How fake is Snopes for using fake news source to defend biased organization?
Snopes gets ** two stars for quoting fake news source
Journalist Matt Taibi released Twitter Files #15 on January 27. He exposed Hamilton 68, “a digital ‘dashboard’ that claimed to track Russian influence and was the source of hundreds if not thousands of mainstream print and TV news stories in the Trump years.”
On October 3, 2017 former Twitter executive Yoel Roth sent an email on the subject “Hamilton 68 account list.” He stated, “It’s so weird and self-selecting, and they’re so unwilling to to be transparent and defend their selection that I think we need to just call this out on the bullshit it is.”
In another email Roth stated Hamilton 68 “falsely accuses a bunch of legitimate right-leaning accounts of being Russian bots.”
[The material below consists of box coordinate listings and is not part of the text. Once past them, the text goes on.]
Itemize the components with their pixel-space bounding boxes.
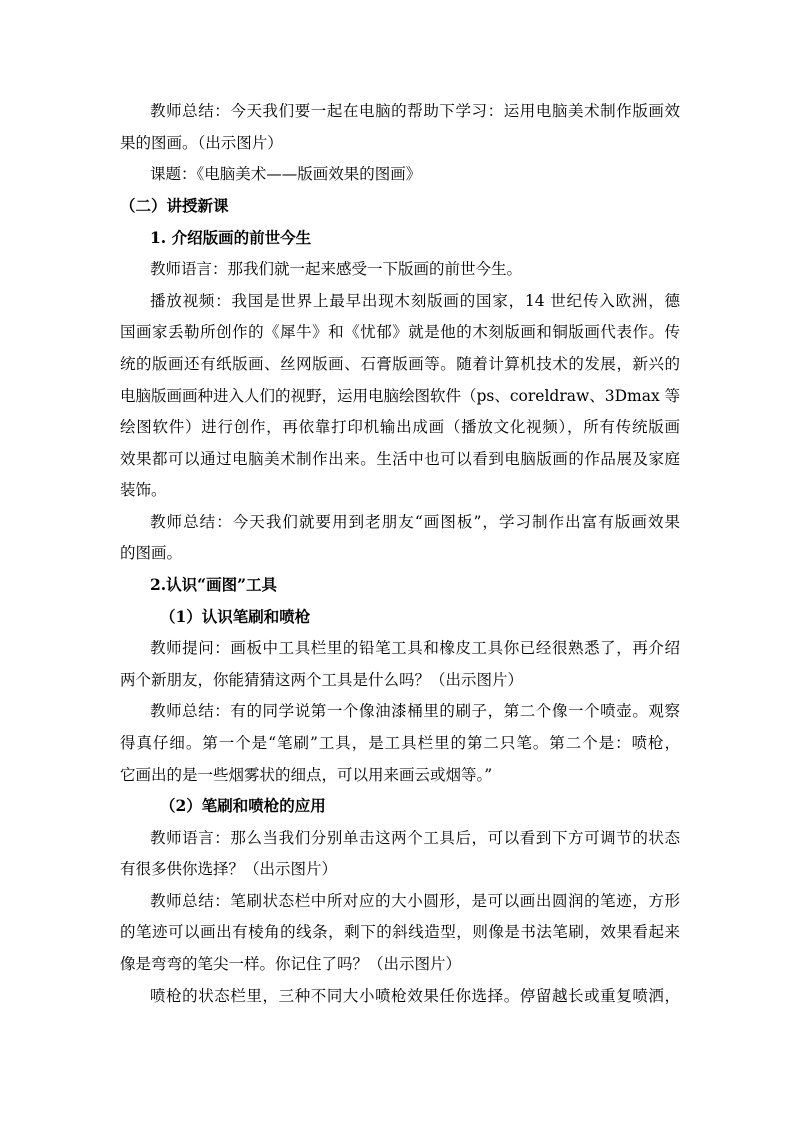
paragraph-line: 的图画。 (120, 544, 183, 562)
paragraph-line: 效果都可以通过电脑美术制作出来。生活中也可以看到电脑版画的作品展及家庭 (120, 450, 680, 468)
paragraph-line: 两个新朋友，你能猜猜这两个工具是什么吗？（出示图片） (120, 671, 524, 689)
paragraph-line: 像是弯弯的笔尖一样。你记住了吗？（出示图片） (120, 955, 462, 973)
paragraph-line: 它画出的是一些烟雾状的细点，可以用来画云或烟等。” (120, 766, 493, 784)
paragraph-line: 教师总结：笔刷状态栏中所对应的大小圆形，是可以画出圆润的笔迹，方形 (150, 892, 680, 910)
paragraph-line: 有很多供你选择？（出示图片） (120, 860, 338, 878)
paragraph-line: 统的版画还有纸版画、丝网版画、石膏版画等。随着计算机技术的发展，新兴的 (120, 355, 680, 373)
paragraph-line: 绘图软件）进行创作，再依靠打印机输出成画（播放文化视频），所有传统版画 (120, 418, 680, 436)
paragraph-line: 教师总结：有的同学说第一个像油漆桶里的刷子，第二个像一个喷壶。观察 (150, 702, 680, 720)
subsection-heading: （1）认识笔刷和喷枪 (160, 607, 311, 626)
subsection-heading: 2.认识“画图”工具 (150, 575, 278, 594)
section-heading: （二）讲授新课 (120, 196, 229, 215)
subsection-heading: （2）笔刷和喷枪的应用 (160, 796, 326, 815)
course-title-line: 课题：《电脑美术——版画效果的图画》 (150, 165, 422, 183)
paragraph-line: 果的图画。（出示图片） (120, 134, 283, 152)
paragraph-line: 播放视频：我国是世界上最早出现木刻版画的国家，14 世纪传入欧洲，德 (150, 292, 680, 310)
paragraph-line: 的笔迹可以画出有棱角的线条，剩下的斜线造型，则像是书法笔刷，效果看起来 (120, 923, 680, 941)
paragraph-line: 喷枪的状态栏里，三种不同大小喷枪效果任你选择。停留越长或重复喷洒， (150, 987, 680, 1005)
paragraph-line: 教师语言：那么当我们分别单击这两个工具后，可以看到下方可调节的状态 (150, 829, 680, 847)
paragraph-line: 装饰。 (120, 481, 167, 499)
paragraph-line: 教师语言：那我们就一起来感受一下版画的前世今生。 (150, 260, 523, 278)
paragraph-line: 国画家丢勒所创作的《犀牛》和《忧郁》就是他的木刻版画和铜版画代表作。传 (120, 323, 680, 341)
paragraph-line: 教师总结：今天我们就要用到老朋友“画图板”，学习制作出富有版画效果 (150, 513, 680, 531)
paragraph-line: 教师提问：画板中工具栏里的铅笔工具和橡皮工具你已经很熟悉了，再介绍 (150, 639, 680, 657)
paragraph-line: 教师总结：今天我们要一起在电脑的帮助下学习：运用电脑美术制作版画效 (150, 102, 680, 120)
paragraph-line: 得真仔细。第一个是“笔刷”工具，是工具栏里的第二只笔。第二个是：喷枪， (120, 734, 680, 752)
subsection-heading: 1. 介绍版画的前世今生 (150, 228, 312, 247)
paragraph-line: 电脑版画画种进入人们的视野，运用电脑绘图软件（ps、coreldraw、3Dmax 等 (120, 387, 680, 405)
After reviewing the evidence from Twitter Files #15 Taibi concluded, “It was a lie…Virtually every major American news organization cited these fake tales— even fact-checking sites like Snopes and Politifact.”
Left-wing Snopes, which often publishes fake fact-checks, defended Rob Reiner’s Committee to Investigate Russia in 2017. “Even as the organization aims to point the spotlight on the Kremlin's attempts to influence Americans' political and social behavior, predictably, Russia-linked bots and trolls retaliated with social media-driven attacks.”
Snopes continued, “One of the researchers behind Hamilton68, a real-time tool that tracks Russian influence operations on Twitter, told us that the reaction seems driven in part by the success of countermeasures like CIR…”
Film director Rob Reiner routinely posts far-left inflammatory rhetoric on Twitter, including anti-Christian bigotry. On January 4 he posted a tweet slandering and demonizing Christians who participate as equal citizens in American democracy.
Elon Musk tweeted, “Please correct your bs @Politifact & @snopes.